Le parc Frédéric-Back: un bain de nature en ville

Équipe éditoriale C2

Vous cherchez à vous sentir dépaysé sans sortir de Montréal? Cap sur le parc Frédéric-Back et son décor épuré. Vous vous sentirez tantôt dans un champ loin de la ville, tantôt sur une autre planète. Admirez l’étendue vaste du terrain, son horizon lointain, ses falaises et ses collines. Fermez les yeux. Entendez-vous l’urubu fendre l’air de ses battements d’ailes? Le soleil qui fait danser les tournesols? Le pas rythmé des coureurs résonner?  De quoi oublier que vos deux pieds sont posés sur une montagne de déchets ensevelis sous un ambitieux projet de revitalisation. 

 

Entre deux trous, on pourrait faire quelque chose

Revenons en arrière. Saint-Michel s’est développé entre deux crevasses. Dans les années 1920, deux carrières étaient situées à quelques kilomètres l’une de l’autre. D’un côté, la carrière Miron, qui exploitait du calcaire, et à l’autre bout, la carrière Francon, où on y extrayait de la pierre. La première s’est transformée en site d’enfouissement de déchets avant de devenir le parc Frédéric-Back, et la deuxième recueille aujourd’hui les neiges usées de la ville. Au centre : un quartier qui continue de se développer.

 

Saint Frédéric Back

C’est en 2017, dans le cadre du 375e anniversaire de Montréal, que le parc a été inauguré. Plusieurs s’attendaient à ce que Saint-Michel se retrouve dans le nom officiel. La révélation de Frédéric-Back a été une surprise, mais il a tout de suite fait un large consensus. Le nom convenait parfaitement à l’histoire de réhabilitation environnementale du parc, qui reflète aussi l’engagement environnemental dans l’œuvre du cinéaste de «L’homme qui plantait des arbres», gagnant de deux Oscar™.

 

L’homme qui a planté un pin

Une œuvre d’art nommée Anamnèse 1 +1, créée en deux ans par l’artiste Alain Martin-Richard, s’impose dans le parc. C’est un immense cube fait de pièces d’aluminium coulées à partir de moulage de tissus récupérés chez les résidents du coin. Il a également planté un pin gris à l’intérieur du cube, pour laisser la nature reprendre possession de l’espace. Ce qu’elle a d’ailleurs fait. Étant donné que le parc repose sur des millions de tonnes de résidus et que sa terre ne permet pas de faire pousser certaines végétations, le choix du pin gris était audacieux, les conditions étant extrêmes. Le pin n’a pas tenu la route, il a été remplacé depuis par un vinaigrier, déjà très présents sur le site.

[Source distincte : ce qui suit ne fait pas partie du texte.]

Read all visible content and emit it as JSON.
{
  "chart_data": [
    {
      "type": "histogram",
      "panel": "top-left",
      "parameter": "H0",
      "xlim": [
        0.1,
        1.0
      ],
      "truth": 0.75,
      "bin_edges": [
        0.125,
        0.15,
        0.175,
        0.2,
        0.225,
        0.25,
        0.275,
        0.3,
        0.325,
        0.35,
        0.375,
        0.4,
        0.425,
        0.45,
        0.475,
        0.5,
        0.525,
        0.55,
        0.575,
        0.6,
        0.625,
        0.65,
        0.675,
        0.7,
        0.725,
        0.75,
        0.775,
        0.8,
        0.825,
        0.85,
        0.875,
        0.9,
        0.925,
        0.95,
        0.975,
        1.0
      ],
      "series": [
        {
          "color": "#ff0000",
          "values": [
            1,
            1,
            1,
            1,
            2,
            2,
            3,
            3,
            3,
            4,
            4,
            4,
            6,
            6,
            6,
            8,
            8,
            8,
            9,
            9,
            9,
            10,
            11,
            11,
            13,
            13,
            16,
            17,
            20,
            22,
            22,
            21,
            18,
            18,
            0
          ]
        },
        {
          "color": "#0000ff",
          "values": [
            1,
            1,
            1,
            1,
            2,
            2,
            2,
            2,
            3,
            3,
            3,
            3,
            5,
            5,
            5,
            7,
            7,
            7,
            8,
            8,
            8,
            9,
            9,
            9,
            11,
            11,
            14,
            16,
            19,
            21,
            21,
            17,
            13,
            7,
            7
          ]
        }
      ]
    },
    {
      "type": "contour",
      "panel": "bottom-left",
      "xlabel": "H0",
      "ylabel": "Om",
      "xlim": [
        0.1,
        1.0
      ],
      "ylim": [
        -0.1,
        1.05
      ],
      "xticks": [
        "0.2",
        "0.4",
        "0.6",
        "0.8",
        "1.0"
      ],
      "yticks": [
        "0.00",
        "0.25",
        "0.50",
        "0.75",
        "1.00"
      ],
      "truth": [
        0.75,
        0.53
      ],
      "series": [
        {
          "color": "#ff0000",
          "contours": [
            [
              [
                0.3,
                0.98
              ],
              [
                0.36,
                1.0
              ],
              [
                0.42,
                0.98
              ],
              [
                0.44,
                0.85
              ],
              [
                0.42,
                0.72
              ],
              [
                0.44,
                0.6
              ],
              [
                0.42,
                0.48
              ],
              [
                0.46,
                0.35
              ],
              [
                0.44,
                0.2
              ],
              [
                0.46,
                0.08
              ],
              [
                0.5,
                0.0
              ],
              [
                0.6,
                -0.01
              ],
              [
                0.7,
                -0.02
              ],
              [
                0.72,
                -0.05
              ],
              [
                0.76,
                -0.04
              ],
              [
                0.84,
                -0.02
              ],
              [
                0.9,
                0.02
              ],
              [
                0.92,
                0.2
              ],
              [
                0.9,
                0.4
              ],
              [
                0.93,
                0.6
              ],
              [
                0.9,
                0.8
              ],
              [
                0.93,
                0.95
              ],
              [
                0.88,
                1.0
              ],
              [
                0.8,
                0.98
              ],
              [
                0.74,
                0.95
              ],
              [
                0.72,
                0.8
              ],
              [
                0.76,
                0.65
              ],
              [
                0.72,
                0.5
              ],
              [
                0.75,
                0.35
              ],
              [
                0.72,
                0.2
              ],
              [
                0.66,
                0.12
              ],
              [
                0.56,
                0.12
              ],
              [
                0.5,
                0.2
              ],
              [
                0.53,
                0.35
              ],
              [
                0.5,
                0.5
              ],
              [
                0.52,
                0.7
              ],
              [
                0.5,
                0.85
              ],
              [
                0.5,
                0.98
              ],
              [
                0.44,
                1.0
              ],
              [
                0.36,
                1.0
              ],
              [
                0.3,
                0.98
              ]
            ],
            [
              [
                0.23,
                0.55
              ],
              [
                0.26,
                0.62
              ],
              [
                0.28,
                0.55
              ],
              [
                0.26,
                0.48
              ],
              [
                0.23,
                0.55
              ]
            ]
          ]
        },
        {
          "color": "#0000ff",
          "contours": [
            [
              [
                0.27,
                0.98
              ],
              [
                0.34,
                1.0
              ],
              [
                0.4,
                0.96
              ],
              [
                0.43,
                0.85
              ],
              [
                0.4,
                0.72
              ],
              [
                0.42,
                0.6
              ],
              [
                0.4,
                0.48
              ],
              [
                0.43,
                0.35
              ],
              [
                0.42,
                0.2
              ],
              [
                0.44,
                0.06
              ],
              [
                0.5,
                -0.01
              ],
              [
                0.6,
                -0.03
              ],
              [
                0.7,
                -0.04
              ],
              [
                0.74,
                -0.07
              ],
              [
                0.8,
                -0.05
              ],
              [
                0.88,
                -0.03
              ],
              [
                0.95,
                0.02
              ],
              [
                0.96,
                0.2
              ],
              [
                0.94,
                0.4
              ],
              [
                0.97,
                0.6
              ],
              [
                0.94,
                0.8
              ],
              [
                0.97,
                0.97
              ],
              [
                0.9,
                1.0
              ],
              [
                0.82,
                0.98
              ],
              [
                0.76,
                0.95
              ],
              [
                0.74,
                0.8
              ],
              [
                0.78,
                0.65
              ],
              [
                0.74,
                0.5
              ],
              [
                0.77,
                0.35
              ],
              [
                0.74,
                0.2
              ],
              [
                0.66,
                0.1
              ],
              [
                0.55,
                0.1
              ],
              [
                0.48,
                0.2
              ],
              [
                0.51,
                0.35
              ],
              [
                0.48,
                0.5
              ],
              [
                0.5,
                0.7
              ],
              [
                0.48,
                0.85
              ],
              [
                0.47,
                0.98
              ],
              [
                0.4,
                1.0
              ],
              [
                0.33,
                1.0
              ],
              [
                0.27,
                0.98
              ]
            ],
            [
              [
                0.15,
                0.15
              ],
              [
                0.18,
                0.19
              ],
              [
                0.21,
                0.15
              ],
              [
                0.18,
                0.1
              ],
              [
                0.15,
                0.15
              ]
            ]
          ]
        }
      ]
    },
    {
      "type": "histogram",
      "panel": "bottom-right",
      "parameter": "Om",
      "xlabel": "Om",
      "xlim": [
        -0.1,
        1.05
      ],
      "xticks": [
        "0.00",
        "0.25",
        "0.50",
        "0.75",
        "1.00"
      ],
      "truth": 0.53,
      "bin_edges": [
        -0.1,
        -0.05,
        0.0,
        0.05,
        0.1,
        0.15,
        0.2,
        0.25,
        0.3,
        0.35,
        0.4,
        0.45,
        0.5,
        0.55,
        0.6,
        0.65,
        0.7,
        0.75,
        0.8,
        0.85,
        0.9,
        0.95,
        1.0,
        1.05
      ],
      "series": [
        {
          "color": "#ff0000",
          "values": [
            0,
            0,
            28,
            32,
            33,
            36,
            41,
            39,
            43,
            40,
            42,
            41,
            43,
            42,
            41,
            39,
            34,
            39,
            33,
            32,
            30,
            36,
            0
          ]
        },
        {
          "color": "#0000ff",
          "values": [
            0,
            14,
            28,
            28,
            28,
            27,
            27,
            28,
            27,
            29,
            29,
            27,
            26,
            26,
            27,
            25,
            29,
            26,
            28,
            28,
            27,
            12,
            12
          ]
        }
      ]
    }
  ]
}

On y trouve d’ailleurs une faune et une flore très diversifiées. Les ornithologues amateurs seront comblés, plusieurs oiseaux de proie ont été observés, dont l’urubu, la crécerelle d’Amérique et même le faucon pèlerin. À part les lièvres et les marmottes, les coyotes ont aussi élu domicile au parc. C’est un animal sauvage duquel on ne doit pas s’approcher et qu’il ne faut pas nourrir, mais l’objectif est de cohabiter avec lui et non de le chasser.

En plus des vinaigriers, on trouve de nombreux arbustes, des tournesols et des plantes qui forment un paysage s’apparentant davantage à un champ où la nature règne sans obéir. Mais tout a été réfléchi. Le parc envisage également d’accueillir un lac où poissons et pédalos cohabiteront.

 

Couchers de soleil au clair de dune

Du côté est s’étend le paysage futuriste avec ses champs parsemés de sphères blanches. La route mène à un belvédère permettant d’observer le Mont-Royal et l’oratoire Saint-Joseph. L’endroit est propice aux rendez-vous galants sous le coucher de soleil. La peinture phosphorescente des sphères rend le moment encore plus idyllique, dans une ambiance feutrée, sans tomber dans l’obscurité.

Ces nombreuses sphères au design moderne relient un réseau de tuyaux ensevelis, et servent à capter le biogaz dans le sol, pour le rediriger vers l’usine Biomont, qui brûle le méthane pour le transformer en énergie. Le méthane est 28 fois plus polluant que le CO2, il est donc primordial de le capter et ne pas le libérer à l’air libre. Cette énergie transformée sert même à chauffer une partie de la TOHU, pavillon d’accueil du parc.

 

La tohu vous souhaite la bienvenue

La TOHU offre d’ailleurs un grand nombre d’activités gratuites à l’année dans le parc, que ce soit des visites guidées, des cours de yoga, de tai-chi, le prêt de vélos, de trottinettes ou de skis de fond. Les cinq kilomètres du parc peuvent être parcourus de multiples façons, il suffit de réserver en ligne.

Qui a dit qu’on devait sortir de l’île pour respirer l’air de la nature?